1990 Volvo 740 GL 2.0i petrol from UK and Ireland


Reliable, comfortable and BIG!


No faults (apart from both side light bulbs going - £3.49 the pair).

Shock absorbers all due for replacement, not a fault as these do naturally wear out. Watch out for self-leveling shocks at the back of the estate; these are very expensive to replace. You can downgrade to standard ones if you are on a budget, in which case the springs have to be changed as well (but still cheaper than the self-leveling shocks option).

Squealing clutch can be a problem on models around this year. I didn't believe it when the main dealer told me that Volvo used a coating formula for the clutch plate that had this problem, but independent garages have confirmed this fact. Ours has just squealed its way through 18,000 miles, and still no sign of the clutch failing.

General Comments:

Well it's big! Once you have owned a 240, 740 or 940 (or their variants), you will never be phased by anything that the local timber merchant can sell you!

But, because it's rear wheel drive, it turns on a relative sixpence, meaning that it's brilliant on the school run when you have to do three-point turns in a road that a Ford Escort wouldn't try!
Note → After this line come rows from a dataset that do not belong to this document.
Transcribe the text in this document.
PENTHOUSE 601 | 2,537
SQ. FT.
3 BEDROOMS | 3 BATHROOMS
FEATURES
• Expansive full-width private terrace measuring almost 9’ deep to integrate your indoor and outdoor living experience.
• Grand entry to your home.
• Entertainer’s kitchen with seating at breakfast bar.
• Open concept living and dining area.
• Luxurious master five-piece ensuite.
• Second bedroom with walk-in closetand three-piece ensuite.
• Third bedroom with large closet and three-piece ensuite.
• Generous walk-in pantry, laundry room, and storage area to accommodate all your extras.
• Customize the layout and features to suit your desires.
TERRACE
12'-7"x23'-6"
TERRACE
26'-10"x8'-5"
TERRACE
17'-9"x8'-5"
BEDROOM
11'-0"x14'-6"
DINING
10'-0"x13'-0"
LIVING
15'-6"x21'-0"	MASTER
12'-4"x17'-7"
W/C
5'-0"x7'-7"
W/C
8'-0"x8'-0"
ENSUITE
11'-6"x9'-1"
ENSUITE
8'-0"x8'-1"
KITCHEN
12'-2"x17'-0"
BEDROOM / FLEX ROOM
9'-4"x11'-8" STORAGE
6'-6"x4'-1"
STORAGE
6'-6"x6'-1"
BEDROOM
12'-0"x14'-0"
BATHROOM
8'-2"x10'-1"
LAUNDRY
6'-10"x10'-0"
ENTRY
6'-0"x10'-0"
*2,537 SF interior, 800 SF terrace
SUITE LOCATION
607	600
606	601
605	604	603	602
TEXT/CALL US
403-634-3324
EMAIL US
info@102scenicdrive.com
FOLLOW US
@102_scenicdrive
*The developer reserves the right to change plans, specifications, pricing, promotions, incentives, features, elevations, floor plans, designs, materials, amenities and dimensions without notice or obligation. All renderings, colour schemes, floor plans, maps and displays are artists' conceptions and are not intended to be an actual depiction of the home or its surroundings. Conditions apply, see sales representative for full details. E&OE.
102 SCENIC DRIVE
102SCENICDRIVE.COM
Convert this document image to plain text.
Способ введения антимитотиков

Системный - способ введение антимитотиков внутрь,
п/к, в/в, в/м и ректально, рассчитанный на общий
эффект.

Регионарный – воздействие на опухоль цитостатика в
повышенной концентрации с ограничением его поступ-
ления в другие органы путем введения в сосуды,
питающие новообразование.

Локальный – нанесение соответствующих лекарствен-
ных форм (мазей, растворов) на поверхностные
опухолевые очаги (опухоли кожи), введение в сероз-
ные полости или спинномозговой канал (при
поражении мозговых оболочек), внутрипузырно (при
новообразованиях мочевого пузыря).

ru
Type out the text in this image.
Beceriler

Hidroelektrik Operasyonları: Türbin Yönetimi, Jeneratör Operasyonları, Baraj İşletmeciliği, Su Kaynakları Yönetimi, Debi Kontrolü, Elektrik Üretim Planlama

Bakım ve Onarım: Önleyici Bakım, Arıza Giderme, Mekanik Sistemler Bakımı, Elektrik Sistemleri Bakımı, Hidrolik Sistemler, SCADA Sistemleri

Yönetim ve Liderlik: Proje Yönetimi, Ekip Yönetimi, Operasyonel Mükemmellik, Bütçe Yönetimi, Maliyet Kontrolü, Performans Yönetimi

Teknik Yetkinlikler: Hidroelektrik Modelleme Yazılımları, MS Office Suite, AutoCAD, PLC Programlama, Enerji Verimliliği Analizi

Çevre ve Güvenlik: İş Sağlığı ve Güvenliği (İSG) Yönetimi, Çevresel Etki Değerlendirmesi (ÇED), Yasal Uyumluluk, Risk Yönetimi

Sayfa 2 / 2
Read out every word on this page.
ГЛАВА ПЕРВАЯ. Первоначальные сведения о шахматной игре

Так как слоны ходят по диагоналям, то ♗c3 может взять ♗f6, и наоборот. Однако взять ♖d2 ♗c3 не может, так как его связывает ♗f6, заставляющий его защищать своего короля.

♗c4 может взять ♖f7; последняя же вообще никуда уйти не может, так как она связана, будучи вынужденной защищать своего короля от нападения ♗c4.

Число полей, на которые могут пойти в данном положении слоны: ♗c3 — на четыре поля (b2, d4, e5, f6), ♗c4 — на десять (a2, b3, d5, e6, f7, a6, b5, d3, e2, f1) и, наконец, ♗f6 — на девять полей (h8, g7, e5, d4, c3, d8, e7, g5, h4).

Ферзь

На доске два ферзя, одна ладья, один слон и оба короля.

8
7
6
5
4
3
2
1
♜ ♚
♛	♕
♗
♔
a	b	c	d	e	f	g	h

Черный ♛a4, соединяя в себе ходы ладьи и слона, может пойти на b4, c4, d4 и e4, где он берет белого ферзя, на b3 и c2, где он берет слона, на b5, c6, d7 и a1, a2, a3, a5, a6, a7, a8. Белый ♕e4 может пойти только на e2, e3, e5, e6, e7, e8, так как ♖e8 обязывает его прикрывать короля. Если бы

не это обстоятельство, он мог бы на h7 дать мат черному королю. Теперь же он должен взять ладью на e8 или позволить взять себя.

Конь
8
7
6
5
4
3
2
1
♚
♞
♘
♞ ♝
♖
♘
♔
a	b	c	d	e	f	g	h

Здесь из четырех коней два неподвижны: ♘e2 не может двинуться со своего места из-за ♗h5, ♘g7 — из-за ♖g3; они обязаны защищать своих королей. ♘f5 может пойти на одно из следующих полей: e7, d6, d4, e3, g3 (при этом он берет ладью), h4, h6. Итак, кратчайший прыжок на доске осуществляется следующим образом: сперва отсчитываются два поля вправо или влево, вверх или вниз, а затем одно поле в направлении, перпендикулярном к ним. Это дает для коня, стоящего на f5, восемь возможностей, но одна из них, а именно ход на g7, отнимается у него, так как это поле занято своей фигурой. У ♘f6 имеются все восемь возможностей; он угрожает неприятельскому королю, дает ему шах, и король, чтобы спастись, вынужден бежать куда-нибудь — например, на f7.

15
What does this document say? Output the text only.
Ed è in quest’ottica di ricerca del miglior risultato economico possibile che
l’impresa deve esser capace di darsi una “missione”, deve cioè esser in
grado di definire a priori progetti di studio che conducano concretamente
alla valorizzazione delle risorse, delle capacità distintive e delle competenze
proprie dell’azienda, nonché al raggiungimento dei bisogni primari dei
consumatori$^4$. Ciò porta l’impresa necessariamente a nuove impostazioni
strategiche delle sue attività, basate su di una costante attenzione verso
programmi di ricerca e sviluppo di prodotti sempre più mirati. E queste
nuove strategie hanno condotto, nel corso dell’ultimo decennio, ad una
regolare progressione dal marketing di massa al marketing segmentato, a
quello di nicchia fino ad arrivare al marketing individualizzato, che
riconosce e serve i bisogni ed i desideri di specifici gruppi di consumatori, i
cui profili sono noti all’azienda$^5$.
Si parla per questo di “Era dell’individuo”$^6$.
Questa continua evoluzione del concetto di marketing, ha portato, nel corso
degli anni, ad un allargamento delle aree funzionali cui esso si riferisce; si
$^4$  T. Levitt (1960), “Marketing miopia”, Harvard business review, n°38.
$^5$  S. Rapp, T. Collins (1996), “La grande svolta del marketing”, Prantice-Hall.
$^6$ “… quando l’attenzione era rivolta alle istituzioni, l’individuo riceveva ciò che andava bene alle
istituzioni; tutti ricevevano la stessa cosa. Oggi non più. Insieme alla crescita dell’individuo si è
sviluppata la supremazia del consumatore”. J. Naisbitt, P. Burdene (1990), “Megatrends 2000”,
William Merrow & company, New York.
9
Fuel consumption is surprisingly good for such a big car, I calculated 29Mpg in normal driving (school runs, shopping, carrying small planets in the back, that sort of thing...). The 2.0i engine struggles when pulling away, but overtaking is actually very good if you remember to take it down through the gears before pulling out.

If you want a car that is very reliable, comfortable and BIG, then this is the car for you. If you want a Ferrari, then buy a Ferrari!

Would you buy another car from this manufacturer? Yes

Review Date: 2nd March, 2003

1990 Volvo 740 Turbo Wagon turbo from North America


Great car for the first 10 years, but sell before 150K


You name it, and it's gone wrong...We've spent $5,000 in the last two years on repairs...

*The computer died.

*The radiator had to be replaced.

*The water pump had to be replaced.

*The alternator had to be replaced.

*The AC control panel had to be replaced.

*It burns oil.

*The turbo keeps coming on for no reason and can't be shut off.

There's lots more, but I can't remember it all...

The latest and greatest - as of Saturday, the sunroof won't close. It wouldn't be a big deal except that you have to take out the headliner to work on it.

General Comments:

The car was great until the last two years. It was comfortable, reliable, and pretty good looking. At that point, everything started going wrong.

The dealer we were going to cheated us by claiming not to know what was causing it to run hot. After we got wise to that, a second opinion revealed that it's common for Volvos of this year (and others) to have radiator problems. The other mechanic told us that anyone reputable that works on Volvos should know that. And yet the dealer claimed not to!

I'd steer clear of prominent Volvo dealers in Marietta/Smyrna area, but I won't give any names.

If we had not had all these problems, I'd have loved to keep driving the car for many years...

Would you buy another car from this manufacturer? Yes

Review Date: 24th February, 2003

29th Jan 2005, 21:28

Just so you know, you cannot turn on nor turn off a turbo. It is controlled by the exhaust. It's a beautiful thing, power on demand. The further you press the gas pedal to the floor, the more air and fuel is drawn into the engine. This equals higher exhaust pressure which turns the turbo faster, forcing more air into the engine. If you force more air into the engine it will demand more fuel to keep the fuel/air mixture stokeometric. More air and fuel equals more power. So, in a nutshell, if you don't want "turn on the turbo" don't mash the pedal to the floor.